Ruth Klüger war ein grandioses Buch gelungen, in dem sie die Odyssee mit ihrer Mutter durch verschiedene Vernichtungslager auf eine Weise beschrieb, die sich literarisch aus der Masse der Erinnerungsbücher abhob.

Ihre Haltung war unversöhnlich und immer wieder stand im Fokus ihrer Kritik die von den Deutschen erfundene Disziplin der „Vergangenheitsbewältigung“. Ganz im Sinne Hannah Arendts gibt es für Ruth Klüger keine Kollektivschuld, aber mehr als genügend Antisemiten, mit denen sie sich herumschlagen musste.
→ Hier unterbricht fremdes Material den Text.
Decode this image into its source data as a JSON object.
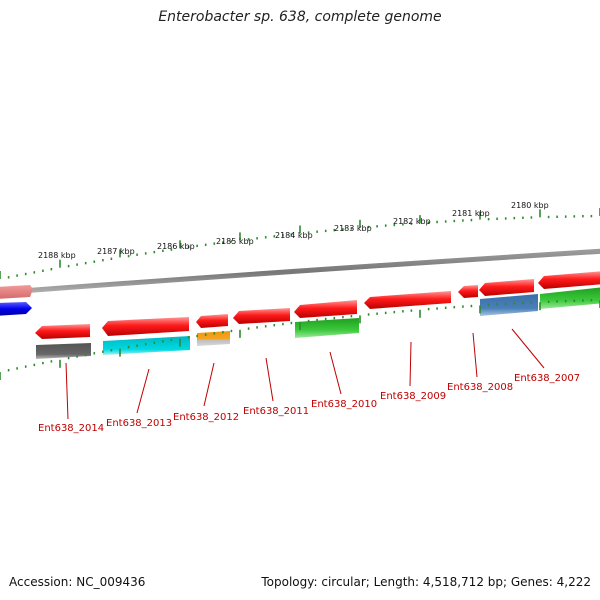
{
  "title": "Enterobacter sp. 638, complete genome",
  "accession": "Accession: NC_009436",
  "summary": "Topology: circular; Length: 4,518,712 bp; Genes: 4,222",
  "scale": {
    "labels": [
      "2188 kbp",
      "2187 kbp",
      "2186 kbp",
      "2185 kbp",
      "2184 kbp",
      "2183 kbp",
      "2182 kbp",
      "2181 kbp",
      "2180 kbp"
    ],
    "color": "#2e8b2e"
  },
  "backbone_color": "#808080",
  "genes": [
    {
      "label": "Ent638_2014",
      "color": "#ff1a1a",
      "product_color": "#666666"
    },
    {
      "label": "Ent638_2013",
      "color": "#ff1a1a",
      "product_color": "#00c8d4"
    },
    {
      "label": "Ent638_2012",
      "color": "#ff1a1a",
      "product_color": "#f0960a"
    },
    {
      "label": "Ent638_2011",
      "color": "#ff1a1a"
    },
    {
      "label": "Ent638_2010",
      "color": "#ff1a1a",
      "product_color": "#3cc83c"
    },
    {
      "label": "Ent638_2009",
      "color": "#ff1a1a"
    },
    {
      "label": "Ent638_2008",
      "color": "#ff1a1a",
      "product_color": "#4a7fb8"
    },
    {
      "label": "Ent638_2007",
      "color": "#ff1a1a",
      "product_color": "#3cc83c"
    }
  ]
}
Und von diesen Leuten handelt der zweite Teil ihrer Memoiren „unterwegs verloren“, der von der Nachkriegszeit erzählt, als Ruth Klüger nach Amerika auswanderte und dort eine Karriere als Literaturwissenschaftlerin machte.
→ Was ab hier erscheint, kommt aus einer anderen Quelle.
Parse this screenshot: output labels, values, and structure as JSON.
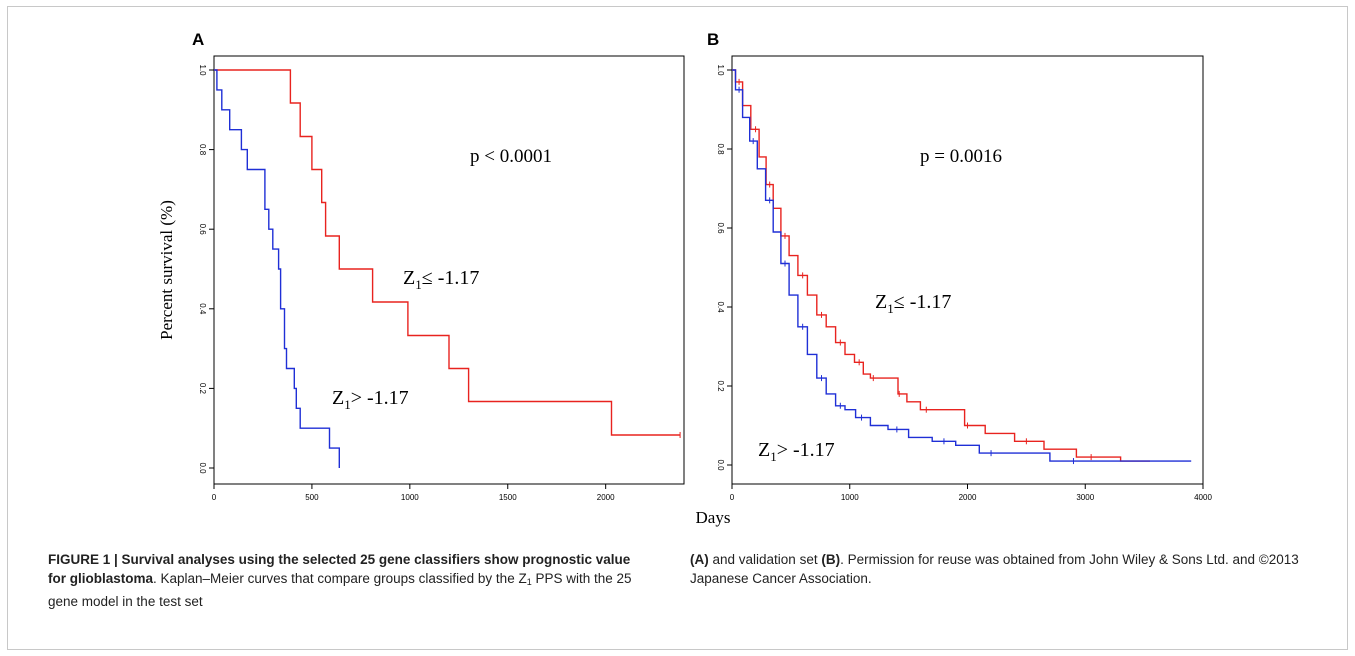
{
  "figure": {
    "caption_title": "FIGURE 1 | Survival analyses using the selected 25 gene classifiers show prognostic value for glioblastoma",
    "caption_body_1": ". Kaplan–Meier curves that compare groups classified by the Z",
    "caption_sub": "1",
    "caption_body_2": " PPS with the 25 gene model in the test set ",
    "caption_A": "(A)",
    "caption_body_3": " and validation set ",
    "caption_B": "(B)",
    "caption_body_4": ". Permission for reuse was obtained from John Wiley & Sons Ltd. and ©2013 Japanese Cancer Association."
  },
  "colors": {
    "red_group": "#e8231f",
    "blue_group": "#1f2fd6",
    "axis": "#000000"
  },
  "chart_data": [
    {
      "type": "line",
      "panel_label": "A",
      "ylabel": "Percent survival  (%)",
      "xlabel": "",
      "xlim": [
        0,
        2400
      ],
      "ylim": [
        0,
        1
      ],
      "xticks": [
        0,
        500,
        1000,
        1500,
        2000
      ],
      "yticks": [
        "0.0",
        "0.2",
        "0.4",
        "0.6",
        "0.8",
        "1.0"
      ],
      "annotation": "p < 0.0001",
      "series": [
        {
          "name": "Z1≤ -1.17",
          "color": "#e8231f",
          "x": [
            0,
            390,
            390,
            440,
            440,
            500,
            500,
            550,
            550,
            570,
            570,
            620,
            620,
            640,
            640,
            810,
            810,
            990,
            990,
            1200,
            1200,
            1300,
            1300,
            2030,
            2030,
            2380
          ],
          "y": [
            1.0,
            1.0,
            0.917,
            0.917,
            0.833,
            0.833,
            0.75,
            0.75,
            0.667,
            0.667,
            0.583,
            0.583,
            0.583,
            0.583,
            0.5,
            0.5,
            0.417,
            0.417,
            0.333,
            0.333,
            0.25,
            0.25,
            0.167,
            0.167,
            0.083,
            0.083
          ]
        },
        {
          "name": "Z1> -1.17",
          "color": "#1f2fd6",
          "x": [
            0,
            15,
            15,
            40,
            40,
            80,
            80,
            140,
            140,
            170,
            170,
            260,
            260,
            280,
            280,
            300,
            300,
            330,
            330,
            340,
            340,
            360,
            360,
            370,
            370,
            410,
            410,
            420,
            420,
            440,
            440,
            460,
            460,
            590,
            590,
            640,
            640
          ],
          "y": [
            1.0,
            1.0,
            0.95,
            0.95,
            0.9,
            0.9,
            0.85,
            0.85,
            0.8,
            0.8,
            0.75,
            0.75,
            0.65,
            0.65,
            0.6,
            0.6,
            0.55,
            0.55,
            0.5,
            0.5,
            0.4,
            0.4,
            0.3,
            0.3,
            0.25,
            0.25,
            0.2,
            0.2,
            0.15,
            0.15,
            0.1,
            0.1,
            0.1,
            0.1,
            0.05,
            0.05,
            0.0
          ]
        }
      ]
    },
    {
      "type": "line",
      "panel_label": "B",
      "ylabel": "",
      "xlabel": "Days",
      "xlim": [
        0,
        4000
      ],
      "ylim": [
        0,
        1
      ],
      "xticks": [
        0,
        1000,
        2000,
        3000,
        4000
      ],
      "yticks": [
        "0.0",
        "0.2",
        "0.4",
        "0.6",
        "0.8",
        "1.0"
      ],
      "annotation": "p = 0.0016",
      "series": [
        {
          "name": "Z1≤ -1.17",
          "color": "#e8231f",
          "x": [
            0,
            60,
            120,
            200,
            260,
            320,
            380,
            450,
            520,
            600,
            680,
            760,
            840,
            920,
            1000,
            1080,
            1150,
            1200,
            1400,
            1420,
            1550,
            1650,
            1950,
            2000,
            2300,
            2500,
            2800,
            3050,
            3550
          ],
          "y": [
            1.0,
            0.97,
            0.91,
            0.85,
            0.78,
            0.71,
            0.65,
            0.58,
            0.53,
            0.48,
            0.43,
            0.38,
            0.35,
            0.31,
            0.28,
            0.26,
            0.23,
            0.22,
            0.22,
            0.18,
            0.16,
            0.14,
            0.14,
            0.1,
            0.08,
            0.06,
            0.04,
            0.02,
            0.01
          ]
        },
        {
          "name": "Z1> -1.17",
          "color": "#1f2fd6",
          "x": [
            0,
            60,
            120,
            180,
            250,
            320,
            380,
            450,
            520,
            600,
            680,
            760,
            840,
            920,
            1000,
            1100,
            1250,
            1400,
            1600,
            1800,
            2000,
            2200,
            2500,
            2900,
            3300,
            3900
          ],
          "y": [
            1.0,
            0.95,
            0.88,
            0.82,
            0.75,
            0.67,
            0.59,
            0.51,
            0.43,
            0.35,
            0.28,
            0.22,
            0.18,
            0.15,
            0.14,
            0.12,
            0.1,
            0.09,
            0.07,
            0.06,
            0.05,
            0.03,
            0.03,
            0.01,
            0.01,
            0.01
          ]
        }
      ]
    }
  ]
}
„Es gibt eine Tendenz in Deutschland, Juden zu sammeln, sie in eine Schublade, wie zum Aufheben, zu stecken“, schreibt Ruth Klüger, und in dieser nicht sehr schmeichelhaften Einschätzung, die sie aus den Erfahrungen ihres Lebens gezogen hat, wird deutlich, dass die inzwischen 77-Jährige immer noch zu den Unbeugsamen gehört, die nicht das Bedürfnis verspüren, sich auf evangelischen Kirchentagen mit ehemaligen Tätern zu versöhnen.

Als Verbitterung wird ihr das inzwischen ausgelegt, aber wenn man ihr Buch gelesen hat, weiß man auch, dass sie jeden Grund dazu gehabt hätte, wenn sie es denn gewesen wäre.

Sie beschreibt die Ungeheuerlichkeiten, die ihr in ihrem Leben in Freiheit zustießen zu einer Zeit, als der Unibetrieb noch reine Männersache war und Frauen für das Kaffeekochen zuständig waren, von den riesigen Anstrengungen, die es kostete, den Ehemann zu verlassen, zwei Kinder durchzubringen und trotzdem eine Unikarriere zu machen, von den Vorurteilen, die ihr als Frau und als Jüdin entgegenschwappten, weil es selbst in intellektuellen Kreisen die Annahme gab, dass die Juden nicht ganz unschuldig an ihrer Vernichtung gewesen sein konnten.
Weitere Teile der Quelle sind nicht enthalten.